Latino voters as “Reagan Democrats?” You’re having a laugh

During yesterday’s CPAC panel on immigration reform, Alfonso Aguilar, the executive director of the Latino Partnership for Conservative Principles, claimed that “Latino voters are the Reagan Democrats of today.” Rev. Luis Cortés Jr.​ added, “I believe that the majority of them can actually be members of CPAC in the future.”

Aguilar’s claim is preposterous. Reagan Democrats wouldn’t have voted by more than 70 percent for a leftist president.

Cortes’ claim, pertaining as it does to the future, isn’t absurd. It’s possible that at some point in the future a majority of Latinos will favor whatever passes for conservatism at that juncture.

But it’s sobering to recall how long it took the wave of immigrants — Irish, Italian, Eastern European Catholics — who came to this country in the second half of the 19th century and early 20th century to begin favoring conservative candidates (I exclude Eastern European Jews because they still don’t). The “Reagan Democrats” did not emerge until the last twenty years of the 20th century.

Until then, they were just plain Democrats who served as foot soldiers in the radical leftward transformation of America.
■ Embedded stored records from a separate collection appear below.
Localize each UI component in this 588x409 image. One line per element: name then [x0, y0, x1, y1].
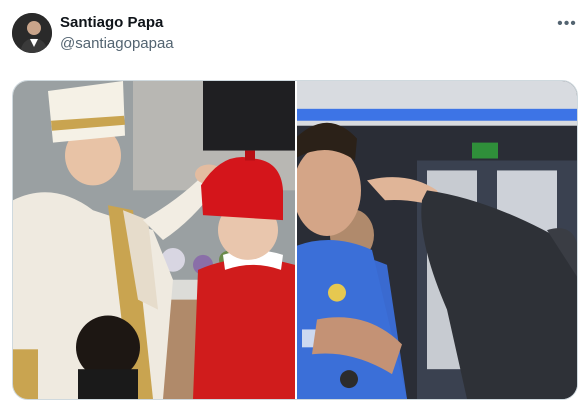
tweet-media: [12, 80, 578, 400]
profile-photo-icon: [12, 13, 52, 53]
author-handle[interactable]: @santiagopapaa: [60, 35, 174, 53]
photo-player-blessing: [297, 81, 577, 399]
more-horizontal-icon: •••: [557, 15, 577, 32]
photo-pope-cardinal: [13, 81, 295, 399]
tweet: Santiago Papa @santiagopapaa •••: [0, 0, 588, 409]
author-name[interactable]: Santiago Papa: [60, 14, 163, 32]
photo-left[interactable]: [13, 81, 295, 399]
photo-right[interactable]: [297, 81, 577, 399]
more-button[interactable]: •••: [556, 14, 578, 34]
avatar[interactable]: [12, 13, 52, 53]
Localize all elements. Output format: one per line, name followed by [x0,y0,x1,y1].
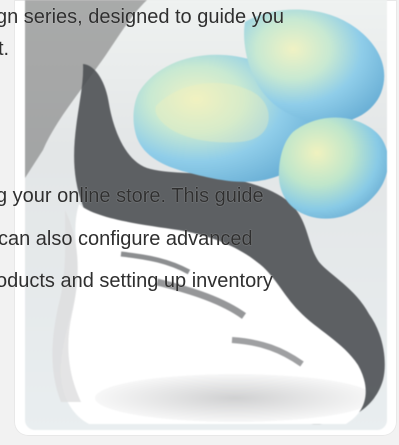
description-line-1: gn series, designed to guide you [0,6,284,28]
abstract-illustration [25,0,387,430]
description-line-5: oducts and setting up inventory [0,270,273,292]
description-line-3: g your online store. This guide [0,185,264,207]
description-line-2: t. [0,38,10,60]
hero-illustration [25,0,387,430]
screen: gn series, designed to guide you t. g yo… [0,0,399,445]
description-line-4: can also configure advanced [0,228,253,250]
Any conservative who favors amnesty and a path to citizenship is liable to make dubious claims about the innate conservatism of Latino immigrants. But conservatives who are paid to organize Latino voters, or consult about them, have a special, personal interest in wildly exaggerating this alleged phenomenon.

Latinos overwhelmingly vote for liberals in spite of the efforts of conservative Latino organizers and consultants. There are three possible explanations: ((1) Latino voters are inherently liberal, probably because of their economic status as a class, (2) Latino voters are not inherently liberal, but vote liberal because of the Republican position on immigration reform, and (3) the organizers and consultants are doing a poor job.

The third explanation implies that the organizers and consultants should be fired. The first explanation implies that fewer resources should be devoted to their efforts.

Thus, the second explanation prevails despite the lack of a correlation between Republican positions on immigration and Latino voting patterns.